Notamment ceux proposés dans les grandes surfaces. Les comportements de consommation des Marocains en milieu urbain ont connu une évolution majeure ces 20 dernières années. De grands groupes de distribution disposent à présent d’une clientèle massive qui délaisse les petits commerces de quartier et les souks éphémères, pour se ruer dans les travées des supermarchés.

Ce basculement place des millions de citoyens entre les griffes de grands groupes que l’on compte sur les doigts d’une main. Leur puissance oligopolistique est telle qu’ils agissent directement sur la santé du pouvoir d’achat national. Qu’ils atténuent leurs prix et le revenu disponible des ménages s’en voit amélioré, qu’ils les augmentent et les ponctions dans le portefeuille des Marocains deviennent abyssales.

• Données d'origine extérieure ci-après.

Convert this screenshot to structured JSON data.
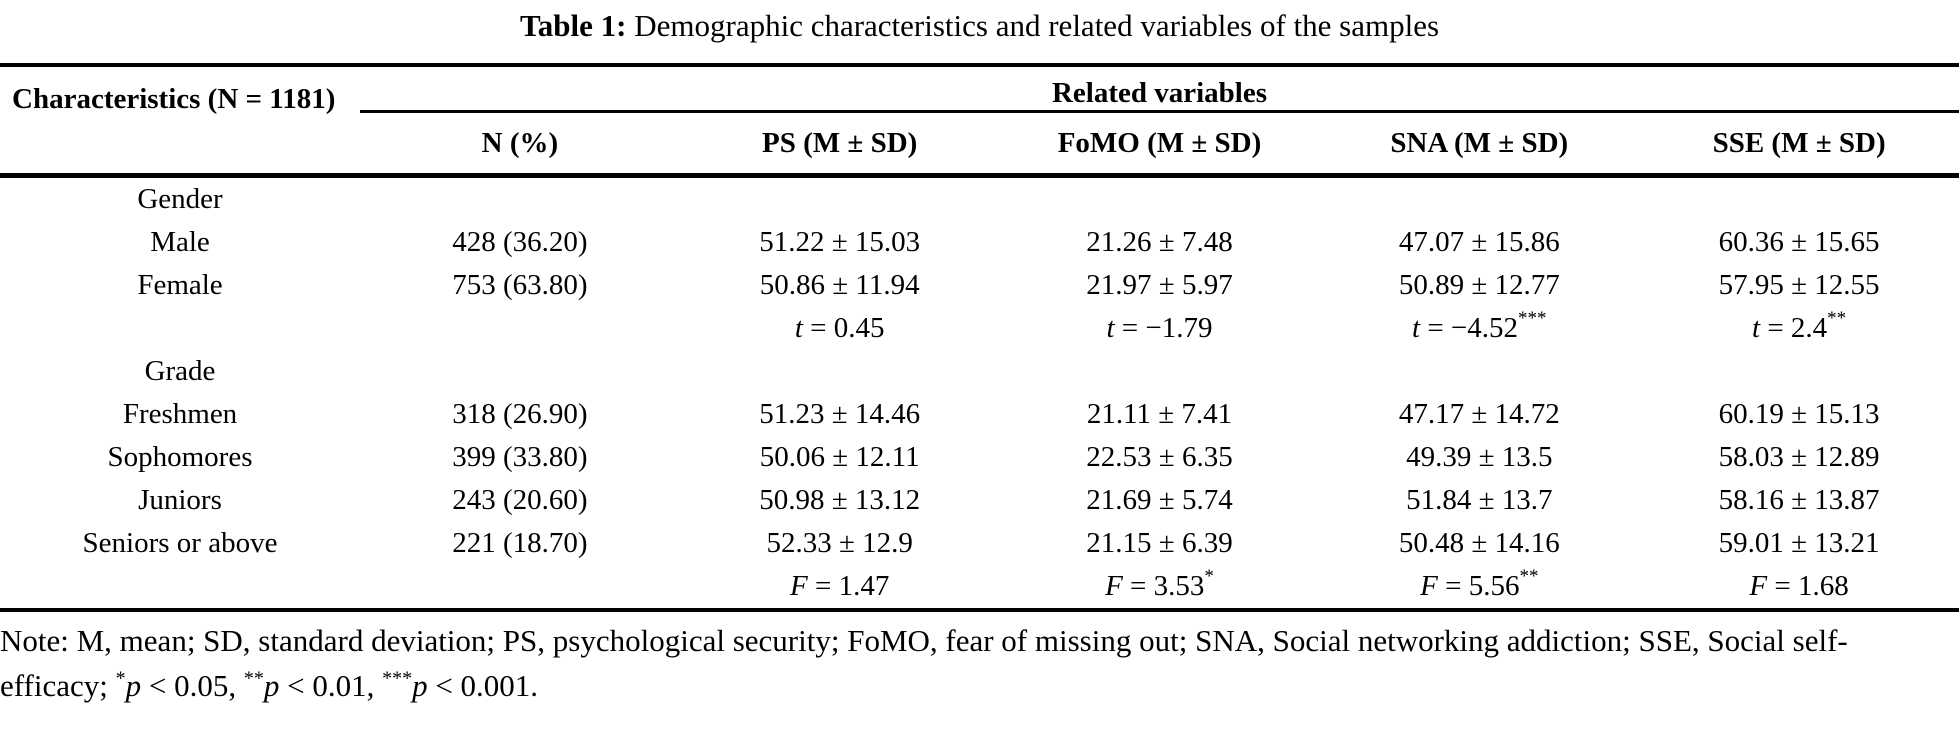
{
  "title": {
    "label": "Table 1:",
    "caption": " Demographic characteristics and related variables of the samples"
  },
  "table": {
    "characteristics_header": "Characteristics (N = 1181)",
    "related_variables_header": "Related variables",
    "columns": [
      "N (%)",
      "PS (M ± SD)",
      "FoMO (M ± SD)",
      "SNA (M ± SD)",
      "SSE (M ± SD)"
    ],
    "rows": [
      {
        "type": "group",
        "label": "Gender",
        "cells": [
          "",
          "",
          "",
          "",
          ""
        ]
      },
      {
        "type": "item",
        "label": "Male",
        "cells": [
          "428 (36.20)",
          "51.22 ± 15.03",
          "21.26 ± 7.48",
          "47.07 ± 15.86",
          "60.36 ± 15.65"
        ]
      },
      {
        "type": "item",
        "label": "Female",
        "cells": [
          "753 (63.80)",
          "50.86 ± 11.94",
          "21.97 ± 5.97",
          "50.89 ± 12.77",
          "57.95 ± 12.55"
        ]
      },
      {
        "type": "stat",
        "label": "",
        "cells": [
          "",
          {
            "stat": "t",
            "text": " = 0.45"
          },
          {
            "stat": "t",
            "text": " = −1.79"
          },
          {
            "stat": "t",
            "text": " = −4.52",
            "sup": "***"
          },
          {
            "stat": "t",
            "text": " = 2.4",
            "sup": "**"
          }
        ]
      },
      {
        "type": "group",
        "label": "Grade",
        "cells": [
          "",
          "",
          "",
          "",
          ""
        ]
      },
      {
        "type": "item",
        "label": "Freshmen",
        "cells": [
          "318 (26.90)",
          "51.23 ± 14.46",
          "21.11 ± 7.41",
          "47.17 ± 14.72",
          "60.19 ± 15.13"
        ]
      },
      {
        "type": "item",
        "label": "Sophomores",
        "cells": [
          "399 (33.80)",
          "50.06 ± 12.11",
          "22.53 ± 6.35",
          "49.39 ± 13.5",
          "58.03 ± 12.89"
        ]
      },
      {
        "type": "item",
        "label": "Juniors",
        "cells": [
          "243 (20.60)",
          "50.98 ± 13.12",
          "21.69 ± 5.74",
          "51.84 ± 13.7",
          "58.16 ± 13.87"
        ]
      },
      {
        "type": "item",
        "label": "Seniors or above",
        "cells": [
          "221 (18.70)",
          "52.33 ± 12.9",
          "21.15 ± 6.39",
          "50.48 ± 14.16",
          "59.01 ± 13.21"
        ]
      },
      {
        "type": "stat",
        "label": "",
        "cells": [
          "",
          {
            "stat": "F",
            "text": " = 1.47"
          },
          {
            "stat": "F",
            "text": " = 3.53",
            "sup": "*"
          },
          {
            "stat": "F",
            "text": " = 5.56",
            "sup": "**"
          },
          {
            "stat": "F",
            "text": " = 1.68"
          }
        ]
      }
    ]
  },
  "note": {
    "parts": [
      {
        "text": "Note: M, mean; SD, standard deviation; PS, psychological security; FoMO, fear of missing out; SNA, Social networking addiction; SSE, Social self-efficacy; "
      },
      {
        "sup": "*"
      },
      {
        "italic": "p"
      },
      {
        "text": " < 0.05, "
      },
      {
        "sup": "**"
      },
      {
        "italic": "p"
      },
      {
        "text": " < 0.01, "
      },
      {
        "sup": "***"
      },
      {
        "italic": "p"
      },
      {
        "text": " < 0.001."
      }
    ]
  },
  "colors": {
    "text": "#000000",
    "background": "#ffffff",
    "rule": "#000000"
  }
}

Or, comme l’indique le niveau d’inflation alimentaire actuelle, il est fort à parier que les distributeurs auraient plutôt eu tendance à doper leurs prix. Nous le disions dans un édito précédent :Dès lors que l’inflation induite par le conflit russo-ukrainien a touché le royaume, les grands acteurs économiques nationaux ont procédé à des augmentations de prix préventives, parfois en plusieurs vagues. à partir du moment où les leaders du marché ont sauté le pas, ils ont immédiatement été suivis par leurs concurrents. Un mimétisme renvoyant à une sorte d’entente officieuse, non préméditée (mais qui sait ?)”.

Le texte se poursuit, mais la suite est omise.